できます。ホステスアクティビティはありませんが、並列アクティビティがありますので、こちらを使います。
並列アクティビティは、今回のように並列に処理を行いたい時に使用します。
こちらは高速に処理を切り替えて、擬似的に並列に動いているだけです。
悟空の残像拳のように高速に動いて複数いるように見せているだけであって、天津飯の四身の拳のように実体があるわけではないということです!
(先日、スラムダンクなど例えが古すぎて若い世代には伝わらなくなっていることに気づきました!
この例えも分からないんだろうなー。)

image.png

ちなみに、フォームを使わなくてもキーボードで操作できるようにもしています。ゲームを作る場合はこちらの方が適しているかもしれません。この場合は、ホットキートリガーを使います。
スケジュールモードはSequencial、Concurrentとありますが順次実行か同時実行で、詳しい説明が公式ドキュメントに無かったのですがConcurrentの場合はトリガー実行中にトリガーを実行するような挙動になると思われます。今回は多重にトリガーが発生してしまうとタイミングによって移動判定が狂う可能性があるためSequenceにしています。(フォームのトリガーにもプロパティパネルからスケジュールモードを切り替えられるようになっています。)
image.png

タイマー処理

繰り返し処理を作ってその中で一定間隔待ってからテトリミノを下に落とすようにします。
処理内容の多さによって間隔がまちまちになってしまうのですが、今回はまあ良しとします。
「バ、バグではありません。仕様です!」

image.png

最後に

いかがでしたか?
Excelでテトリスを作ることができました。ファミコンくらいのゲームであれば実現できそうです。

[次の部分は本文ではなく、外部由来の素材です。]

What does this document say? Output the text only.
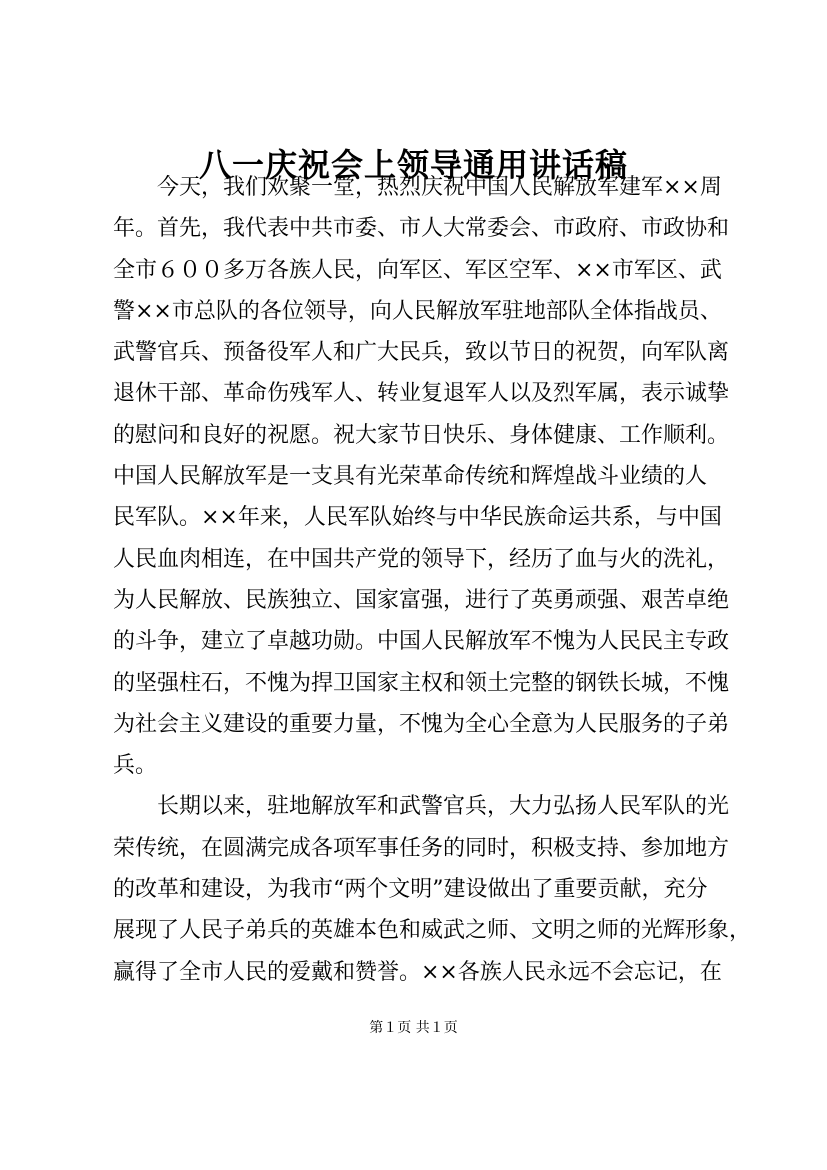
八一庆祝会上领导通用讲话稿

　　今天，我们欢聚一堂，热烈庆祝中国人民解放军建军××周
年。首先，我代表中共市委、市人大常委会、市政府、市政协和
全市６００多万各族人民，向军区、军区空军、××市军区、武
警××市总队的各位领导，向人民解放军驻地部队全体指战员、
武警官兵、预备役军人和广大民兵，致以节日的祝贺，向军队离
退休干部、革命伤残军人、转业复退军人以及烈军属，表示诚挚
的慰问和良好的祝愿。祝大家节日快乐、身体健康、工作顺利。
中国人民解放军是一支具有光荣革命传统和辉煌战斗业绩的人
民军队。××年来，人民军队始终与中华民族命运共系，与中国
人民血肉相连，在中国共产党的领导下，经历了血与火的洗礼，
为人民解放、民族独立、国家富强，进行了英勇顽强、艰苦卓绝
的斗争，建立了卓越功勋。中国人民解放军不愧为人民民主专政
的坚强柱石，不愧为捍卫国家主权和领土完整的钢铁长城，不愧
为社会主义建设的重要力量，不愧为全心全意为人民服务的子弟
兵。

　　长期以来，驻地解放军和武警官兵，大力弘扬人民军队的光
荣传统，在圆满完成各项军事任务的同时，积极支持、参加地方
的改革和建设，为我市“两个文明”建设做出了重要贡献，充分
展现了人民子弟兵的英雄本色和威武之师、文明之师的光辉形象，
赢得了全市人民的爱戴和赞誉。××各族人民永远不会忘记，在

第１页 共１页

(頑張れば)
テトリスはRPAに興味を持ってもらうにはインパクトもあって良いと思います。
プログラミングよりは簡単なので、テトリス作成に挫折した人も作ってみてはどうでしょうか?

UiPath FriendsコミュニティやTwitterなどで、俺はUiPathでマリオ作ったよ!私はドラクエ作ったよ!などの報告が聞けることを楽しみにしています!
RPAは本来、業務を自動化するものです。
テトリスにより、自動化される業務がないとは思いますが、今回使っているフォームやトリガーは業務自動化にも有用な機能です。